GlioLighT’s work sits firmly in the discovery phase of research. Their aim is to gather reliable, mechanistic knowledge, the kind that paves the way for future investigators to decide whether DLT is worth pursuing further toward clinical trials.
In many ways, this makes the project even more exciting: it’s not a race to a product, but an exploration of how light interacts with the living brain at a fundamental level. The questions being asked are as much about physics and physiology as they are about oncology.
Some intriguing questions that the project may shed light on include determining whether, and which type of, reactive oxygen species can be reliably generated in living tissue without drugs, establishing differences between the effects of DLT and conventional PDT, and assessing how various cell types found in the brain respond to repeated exposure to infrared light.
One critical output of the project is unravelling the respective potentials of DLT and PDT to strengthen the anti-tumour capacities of the immune cells that infiltrate brain tumours. Another valuable output will be the leaps in knowledge gained about neuronal functions and their reaction to DLT, which will have applications far beyond glioblastoma in a variety of neurodegenerative disease research.

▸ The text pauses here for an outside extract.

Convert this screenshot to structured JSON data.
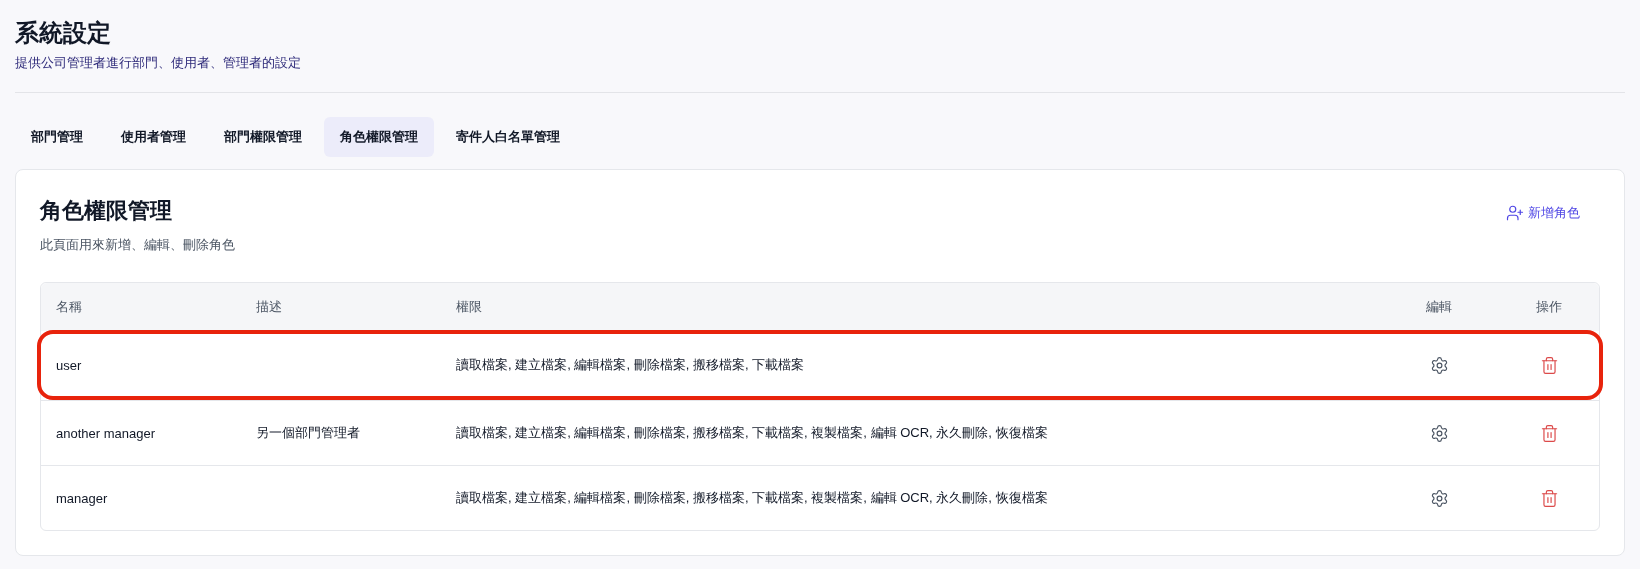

The team is acutely aware of the ethical and social responsibility that comes with biomedical innovation. GlioLighT explicitly avoids overstating its potential clinical impact and focuses instead on building a foundation of understanding. Every experiment, from in-vitro cell tests to animal studies, follows strict ethical and welfare standards.
By the end of the project in December of 2026, GlioLighT aims to have achieved a working prototype of a safe, controllable 1267-nm laser system suitable for further biological research, along with a detailed understanding of how DLT affects tumour and healthy brain cells at the molecular and cellular levels. The consortium will also create an open repository of data and models that other researchers can use to advance the field.
What GlioLighT offers today is a disciplined, transparent exploration – one that could inform the next generation of photonic approaches to cancer treatment.
No one can say yet whether shining infrared light into the brain will become part of tomorrow’s cancer toolkit. But by methodically testing the idea, refining the technology, and sharing their findings openly, the GlioLighT consortium ensures that the conversation is guided by evidence, not speculation.